Talk about topicality. While the fight for Tripoli intensified and rebels captured the Gaddafi compound, the National Youth Theatre has been opening a new play, Our Days of Rage, which dramatises four decades of struggle against his regime.
Devised in response to the Arab Spring and to more recent home-grown riots, the piece – which is the work of nine young writers – sends the audience on a walkabout through the cavernous Old Vic Tunnels. Arrestingly orchestrated by Paul Roseby and performed with biting vibrancy by the large NYT company, the production certainly offers a powerful, immersive experience as punters are pitched into the thick of various protests, such as the demo during the 1984 siege of the Libyan embassy. But the lack of any singular vision makes this ambitious show frustratingly fragmentary and superficial.

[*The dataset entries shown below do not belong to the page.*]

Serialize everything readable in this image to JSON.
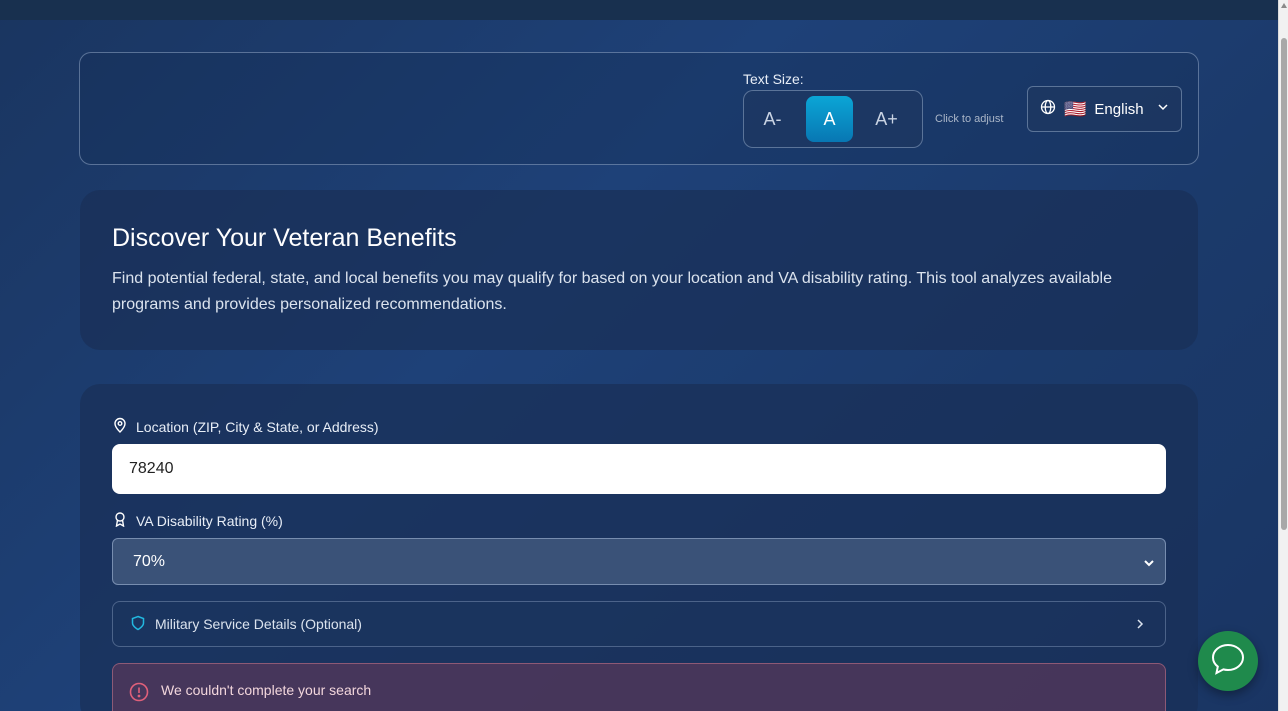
{
  "toolbar": {
    "text_size_label": "Text Size:",
    "decrease_label": "A-",
    "default_label": "A",
    "increase_label": "A+",
    "hint": "Click to adjust",
    "language": {
      "flag": "🇺🇸",
      "label": "English"
    }
  },
  "hero": {
    "title": "Discover Your Veteran Benefits",
    "description": "Find potential federal, state, and local benefits you may qualify for based on your location and VA disability rating. This tool analyzes available programs and provides personalized recommendations."
  },
  "form": {
    "location_label": "Location (ZIP, City & State, or Address)",
    "location_value": "78240",
    "rating_label": "VA Disability Rating (%)",
    "rating_value": "70%",
    "military_label": "Military Service Details (Optional)",
    "error_text": "We couldn't complete your search"
  },
  "colors": {
    "accent": "#0ba6d6",
    "chat": "#1f8a4c",
    "error": "#e0607a"
  }
}
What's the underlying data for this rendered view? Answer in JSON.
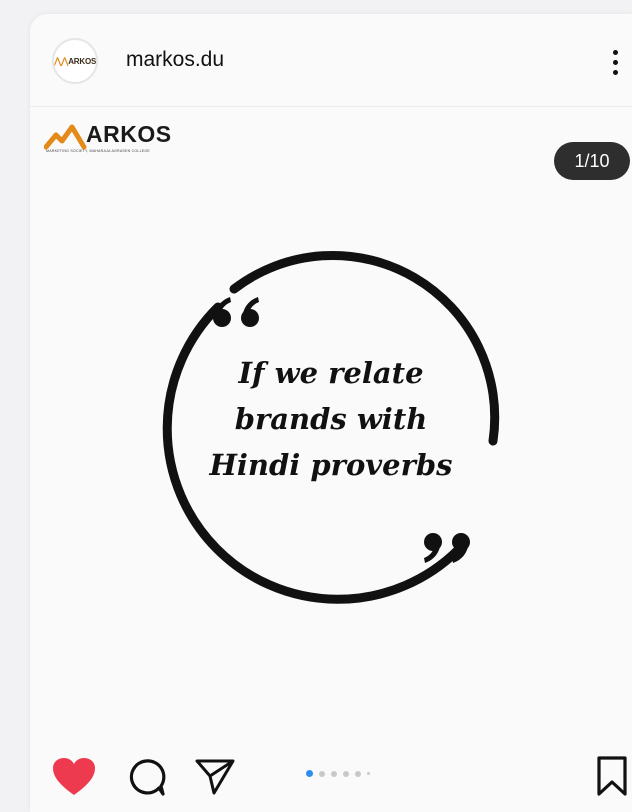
{
  "post": {
    "username": "markos.du",
    "avatar_text": "ARKOS",
    "more_icon": "more-vertical-icon"
  },
  "media": {
    "brand_name": "ARKOS",
    "brand_tagline": "MARKETING SOCIETY, MAHARAJA AGRASEN COLLEGE",
    "counter": "1/10",
    "quote_lines": [
      "If we relate",
      "brands with",
      "Hindi proverbs"
    ]
  },
  "actions": {
    "like_icon": "heart-icon",
    "comment_icon": "comment-icon",
    "share_icon": "send-icon",
    "save_icon": "bookmark-icon",
    "liked": true,
    "carousel_current": 1,
    "carousel_total": 10
  },
  "colors": {
    "like": "#ee3a4f",
    "dot_active": "#2e8ef0",
    "counter_bg": "#2e2e2e",
    "brand_accent": "#e38a18"
  }
}
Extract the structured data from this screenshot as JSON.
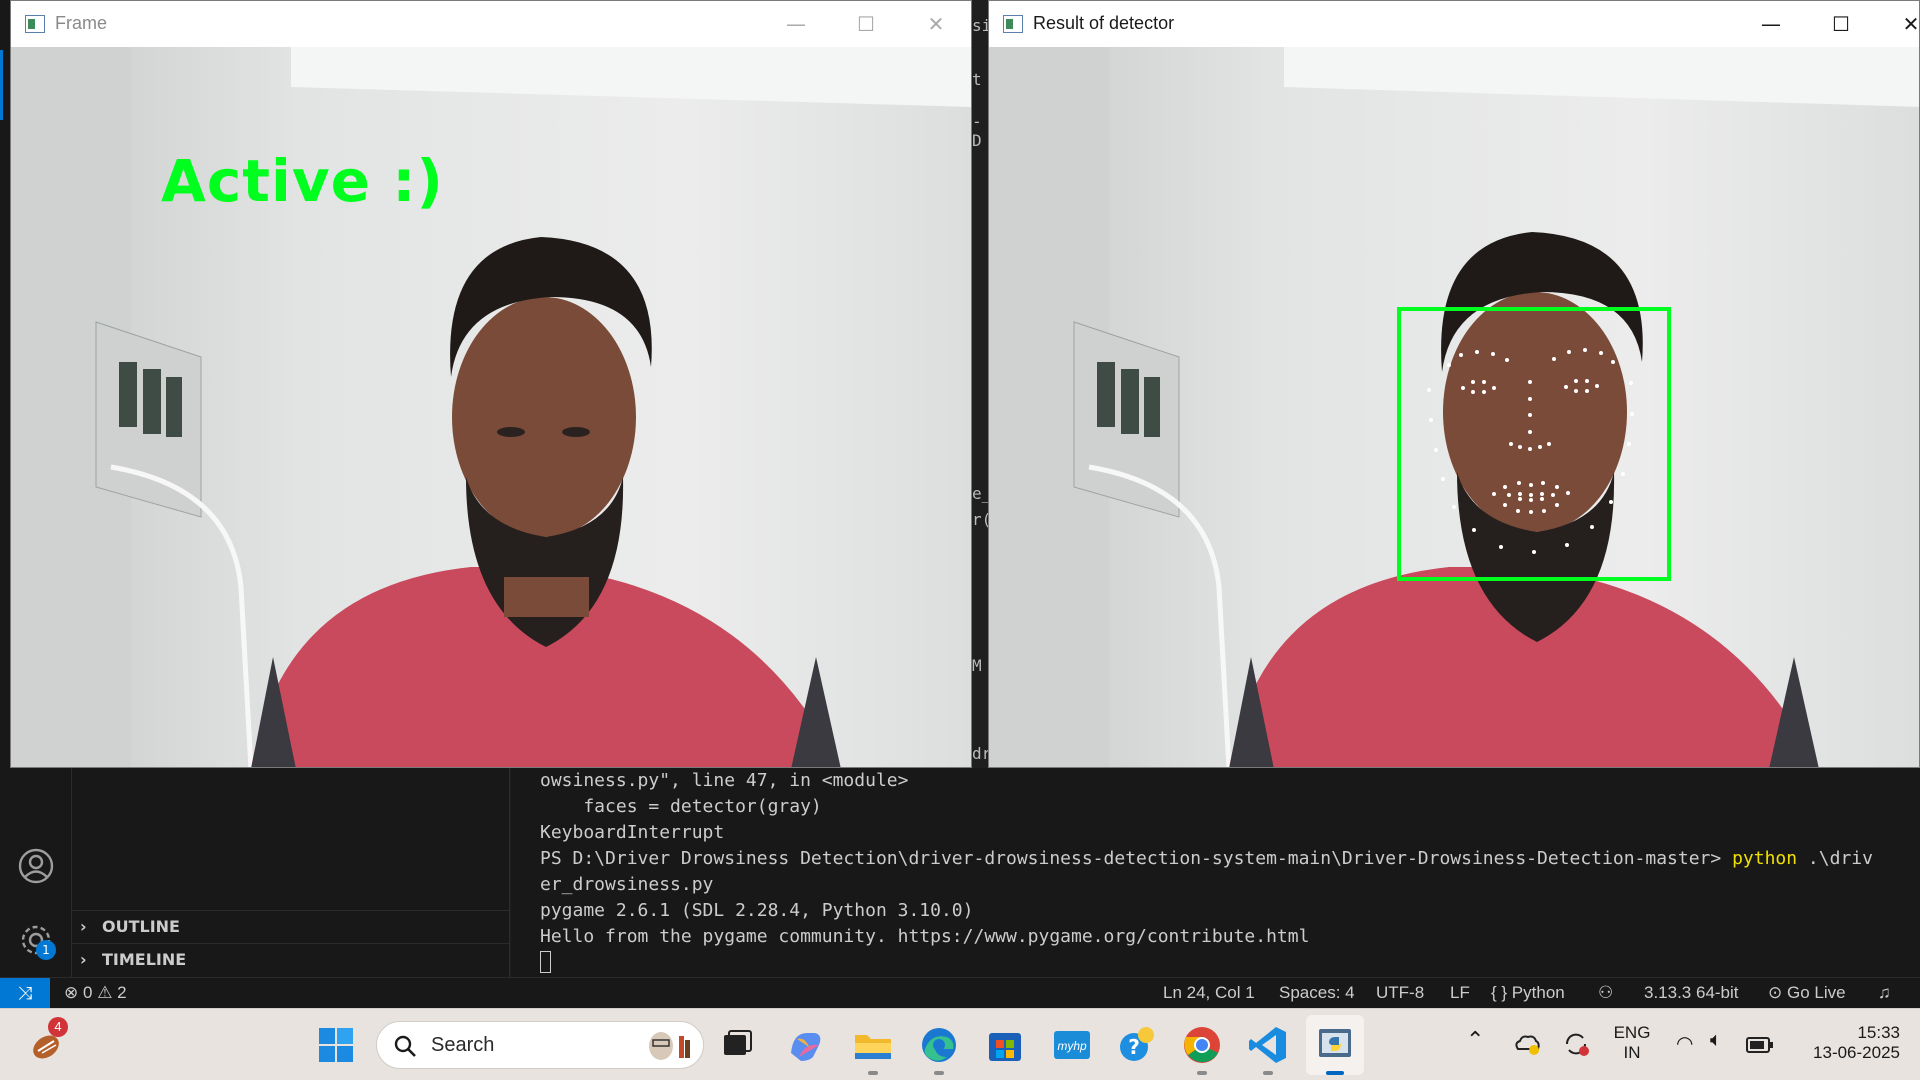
{
  "frame_window": {
    "title": "Frame",
    "status_text": "Active :)",
    "controls": {
      "minimize": "—",
      "maximize": "☐",
      "close": "✕"
    }
  },
  "detector_window": {
    "title": "Result of detector",
    "controls": {
      "minimize": "—",
      "maximize": "☐",
      "close": "✕"
    }
  },
  "editor_fragments": [
    "si",
    "t",
    "-D",
    "e_",
    "r(",
    "M",
    "dr"
  ],
  "sidebar": {
    "sections": [
      {
        "label": "OUTLINE"
      },
      {
        "label": "TIMELINE"
      }
    ],
    "settings_badge": "1"
  },
  "terminal": {
    "lines": [
      "owsiness.py\", line 47, in <module>",
      "    faces = detector(gray)",
      "KeyboardInterrupt"
    ],
    "prompt": "PS D:\\Driver Drowsiness Detection\\driver-drowsiness-detection-system-main\\Driver-Drowsiness-Detection-master> ",
    "command": "python",
    "command_arg": " .\\driv",
    "command_wrap": "er_drowsiness.py",
    "output": [
      "pygame 2.6.1 (SDL 2.28.4, Python 3.10.0)",
      "Hello from the pygame community. https://www.pygame.org/contribute.html"
    ]
  },
  "statusbar": {
    "errors": "0",
    "warnings": "2",
    "position": "Ln 24, Col 1",
    "spaces": "Spaces: 4",
    "encoding": "UTF-8",
    "eol": "LF",
    "language": "{ } Python",
    "interpreter": "3.13.3 64-bit",
    "go_live": "Go Live"
  },
  "taskbar": {
    "search_placeholder": "Search",
    "notification_count": "4",
    "language_top": "ENG",
    "language_bottom": "IN",
    "time": "15:33",
    "date": "13-06-2025",
    "icons": [
      "start-icon",
      "task-view-icon",
      "copilot-icon",
      "file-explorer-icon",
      "edge-icon",
      "store-icon",
      "myhp-icon",
      "help-icon",
      "chrome-icon",
      "vscode-icon",
      "python-icon"
    ]
  },
  "colors": {
    "status_green": "#00ff1e",
    "vscode_accent": "#0078d4",
    "terminal_command": "#f0e000"
  }
}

When we first meet the half-Libyan Hanna (excellent Daniella Isaacs), she's a smart financier who has lost her way to the "Art of Protest" gallery-event in Lambeth that she has organised on behalf of her employers, the World Bank. As she is guided on a short cut through the tunnels by BR workers, we are taken on a journey through the formative events of her past. Because of her father's dissident articles, her family are forced to flee to Britain in 1979 and we see how the schoolgirl Hanna, traumatised by having witnessed the rape of her older sister by Gaddafi's thugs, seeks refuge from her troubled heritage in the certainty of numbers and a thrusting capitalist ambition.
But the background of Britain's shifting relations with Libya is irritatingly sketchy. There is little psychological follow-through and Hanna's unsubtle trajectory is from extreme one to the other. The best scene is where she is challenged by the sister who remained in Libya while fronting a British Trade delegation (a photograph of the Blair-Gaddafi handshake prominently on display). But when that sister is killed in the Nato bombings, we are asked to believe that it turns Hanna into a suicide bomber who is prepared to upstage the art at her World Bank exhibition with the ultimate art of violent protest. As it's portrayed here, that conversion makes little emotional or political sense. Like Greenland, the National's disappointing eco-play, Our Days of Rage is not a glowing advertisement for multi-authorship.